North London can boastfully lay claim to grime pioneers JME and Skepta, the founders of Boy Better Know, Lethal Bizzle, and more recently, MC’s such as Meridian Dan and Capo Lee. Yet the North London rapper arguably getting the biggest online buzz currently has little in common with his predecessors. Jimothy Lacoste, real name Timothy Gonzalez, is a lo-fi bedroom rapper carving out a niche for himself in the London rap scene.

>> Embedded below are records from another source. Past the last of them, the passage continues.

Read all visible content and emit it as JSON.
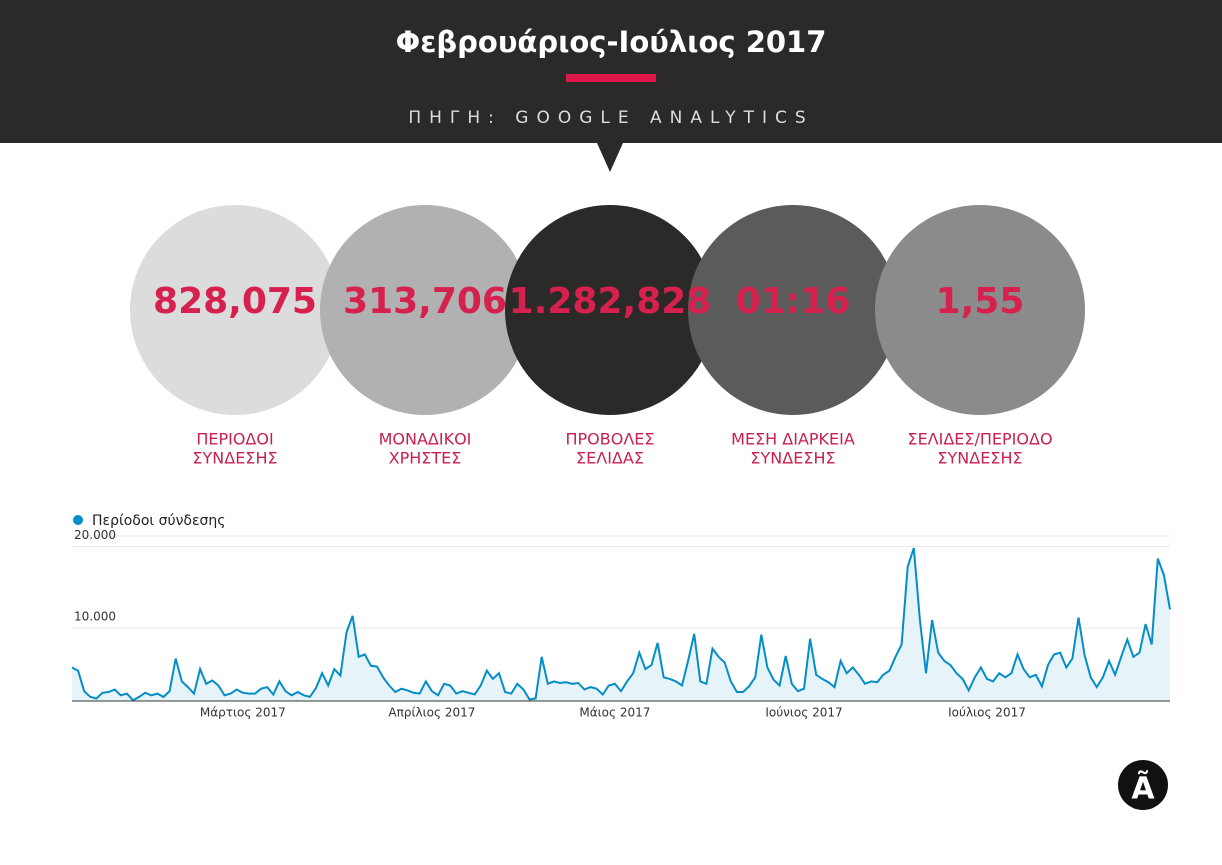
{
  "header": {
    "title": "Φεβρουάριος-Ιούλιος 2017",
    "source": "ΠΗΓΗ: GOOGLE ANALYTICS"
  },
  "kpis": [
    {
      "value": "828,075",
      "label": [
        "ΠΕΡΙΟΔΟΙ",
        "ΣΥΝΔΕΣΗΣ"
      ]
    },
    {
      "value": "313,706",
      "label": [
        "ΜΟΝΑΔΙΚΟΙ",
        "ΧΡΗΣΤΕΣ"
      ]
    },
    {
      "value": "1.282,828",
      "label": [
        "ΠΡΟΒΟΛΕΣ",
        "ΣΕΛΙΔΑΣ"
      ]
    },
    {
      "value": "01:16",
      "label": [
        "ΜΕΣΗ ΔΙΑΡΚΕΙΑ",
        "ΣΥΝΔΕΣΗΣ"
      ]
    },
    {
      "value": "1,55",
      "label": [
        "ΣΕΛΙΔΕΣ/ΠΕΡΙΟΔΟ",
        "ΣΥΝΔΕΣΗΣ"
      ]
    }
  ],
  "logo": "Ã",
  "chart_data": {
    "type": "line",
    "categories": [
      null,
      null,
      null,
      null,
      null,
      null,
      null,
      null,
      null,
      null,
      null,
      null,
      null,
      null,
      null,
      null,
      null,
      null,
      null,
      null,
      null,
      null,
      null,
      null,
      null,
      null,
      null,
      null,
      "Μάρτιος 2017",
      null,
      null,
      null,
      null,
      null,
      null,
      null,
      null,
      null,
      null,
      null,
      null,
      null,
      null,
      null,
      null,
      null,
      null,
      null,
      null,
      null,
      null,
      null,
      null,
      null,
      null,
      null,
      null,
      null,
      null,
      "Απρίλιος 2017",
      null,
      null,
      null,
      null,
      null,
      null,
      null,
      null,
      null,
      null,
      null,
      null,
      null,
      null,
      null,
      null,
      null,
      null,
      null,
      null,
      null,
      null,
      null,
      null,
      null,
      null,
      null,
      null,
      null,
      "Μάιος 2017",
      null,
      null,
      null,
      null,
      null,
      null,
      null,
      null,
      null,
      null,
      null,
      null,
      null,
      null,
      null,
      null,
      null,
      null,
      null,
      null,
      null,
      null,
      null,
      null,
      null,
      null,
      null,
      null,
      null,
      null,
      "Ιούνιος 2017",
      null,
      null,
      null,
      null,
      null,
      null,
      null,
      null,
      null,
      null,
      null,
      null,
      null,
      null,
      null,
      null,
      null,
      null,
      null,
      null,
      null,
      null,
      null,
      null,
      null,
      null,
      null,
      null,
      null,
      "Ιούλιος 2017",
      null,
      null,
      null,
      null,
      null,
      null,
      null,
      null,
      null,
      null,
      null,
      null,
      null,
      null,
      null,
      null,
      null,
      null,
      null,
      null,
      null,
      null,
      null,
      null,
      null,
      null,
      null,
      null,
      null,
      null
    ],
    "series": [
      {
        "name": "Περίοδοι σύνδεσης",
        "color": "#058dc7",
        "values": [
          5200,
          4800,
          2300,
          1600,
          1400,
          2100,
          2200,
          2500,
          1800,
          2000,
          1200,
          1600,
          2100,
          1800,
          2000,
          1600,
          2300,
          6300,
          3500,
          2800,
          2000,
          5000,
          3200,
          3600,
          3000,
          1800,
          2000,
          2500,
          2100,
          2000,
          2000,
          2600,
          2800,
          1900,
          3500,
          2300,
          1800,
          2200,
          1800,
          1600,
          2700,
          4500,
          3000,
          5000,
          4200,
          9500,
          11500,
          6500,
          6800,
          5400,
          5300,
          4000,
          3000,
          2200,
          2600,
          2400,
          2100,
          2000,
          3500,
          2300,
          1800,
          3200,
          3000,
          2000,
          2300,
          2100,
          1900,
          3000,
          4800,
          3800,
          4500,
          2200,
          2000,
          3200,
          2500,
          1300,
          1400,
          6500,
          3200,
          3500,
          3300,
          3400,
          3200,
          3300,
          2500,
          2800,
          2600,
          1900,
          3000,
          3200,
          2300,
          3500,
          4500,
          7000,
          5000,
          5500,
          8200,
          4000,
          3800,
          3500,
          3000,
          6000,
          9300,
          3500,
          3200,
          7500,
          6500,
          5800,
          3500,
          2200,
          2200,
          2900,
          4000,
          9200,
          5200,
          3700,
          3000,
          6600,
          3200,
          2300,
          2600,
          8700,
          4300,
          3800,
          3400,
          2800,
          6000,
          4500,
          5200,
          4300,
          3200,
          3500,
          3400,
          4300,
          4800,
          6500,
          8000,
          17500,
          19800,
          11000,
          4500,
          11000,
          7000,
          6000,
          5500,
          4500,
          3800,
          2400,
          4000,
          5200,
          3800,
          3500,
          4500,
          4000,
          4500,
          6800,
          5000,
          4000,
          4300,
          2900,
          5500,
          6800,
          7000,
          5200,
          6300,
          11300,
          6700,
          4000,
          2800,
          4000,
          6000,
          4300,
          6500,
          8600,
          6500,
          7000,
          10500,
          8000,
          18500,
          16500,
          12300
        ]
      }
    ],
    "ylim": [
      1100,
      22000
    ],
    "yticks": [
      {
        "value": 10000,
        "label": "10.000"
      },
      {
        "value": 20000,
        "label": "20.000"
      }
    ],
    "grid": true
  }
}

Where grime captures the grit and aggressiveness of life on the street, Jimothy does the opposite. He revels in the mundane, in the difficulty of occupying Summer days, or in not taking drugs. ‘Subway System’, his breakout hit approaching 300k views on YouTube, is an ode to the Underground. He raps, “Businessman, you’re standing too close to the yellow line/ C’mon bro, you’re making me not feel fine/ Plus your bags in front of your legs, you’re out of your mind” – it’s about as uninteresting as a topic can be, and yet, in his deadpan half-rap delivery, it becomes fun. Coupled with the music video that features him dancing down train carriages with bemused onlookers, the song becomes incredibly enjoyable.

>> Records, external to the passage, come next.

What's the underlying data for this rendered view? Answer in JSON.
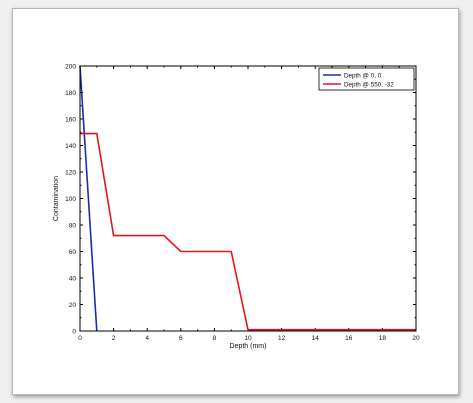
{
  "chart_data": {
    "type": "line",
    "title": "",
    "xlabel": "Depth (mm)",
    "ylabel": "Contamination",
    "xlim": [
      0,
      20
    ],
    "ylim": [
      0,
      200
    ],
    "xticks": [
      0,
      2,
      4,
      6,
      8,
      10,
      12,
      14,
      16,
      18,
      20
    ],
    "yticks": [
      0,
      20,
      40,
      60,
      80,
      100,
      120,
      140,
      160,
      180,
      200
    ],
    "grid": false,
    "legend_position": "top-right",
    "series": [
      {
        "name": "Depth @ 0, 0",
        "color": "#1a2fa8",
        "points": [
          [
            0,
            200
          ],
          [
            1,
            0
          ]
        ]
      },
      {
        "name": "Depth @ 550, -32",
        "color": "#e8141c",
        "points": [
          [
            0,
            149
          ],
          [
            1,
            149
          ],
          [
            2,
            72
          ],
          [
            5,
            72
          ],
          [
            6,
            60
          ],
          [
            9,
            60
          ],
          [
            10,
            1
          ],
          [
            20,
            1
          ]
        ]
      }
    ]
  }
}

The historic magazine Boy’s Own labels the 18-year-old as a revamped Mike Skinner from The Streets, and rightly so. It’s not just that same spoken-word delivery that unites them though, but the parody of rap. In a day and age where the genre, particularly in the US, has become centred more than ever on drug use and money, it’s refreshing to hear lyrics like, “We’ll have mad fun cause we’re always getting paid/ Shopping at Waitrose nearly every day,” and “So get a little hobby, give meaning to, your life/ Then ten to fifteen years you could be a healthy happy wife/ You can’t be doing more drugs than Kate Moss/ That’s how I know you’re heading for a crazy loss“.
Equally, where the Soundcloud generation is making beats ever murkier, it’s refreshing to hear Jimothy’s chirpy, horn-infused, iPad-crafted instrumentals. They’re far lighter and less oppressive than most beats you hear these days, in the spirit of the early days of Chance the Rapper, though with far less finesse.
But for Jimothy, that’s fine. The lack of finesse is all part of the charm. The videos and production are consciously low-budget because he’s about an attitude, a positivity, having the right outlook on life despite the culture holding you back. ‘Subway System’ rightly laments the social awkwardness of Londoners on their daily grind, and ‘Future Bae’ mocks the perfectionist image that apps like Tinder have caused us to create.
As he says on one of his tracks, “Jimothy is blessed, he’s loving his lifestyle/ Riding these lines since young, going mad miles“. With that positivity, may Jimothy Lacoste ride on and on.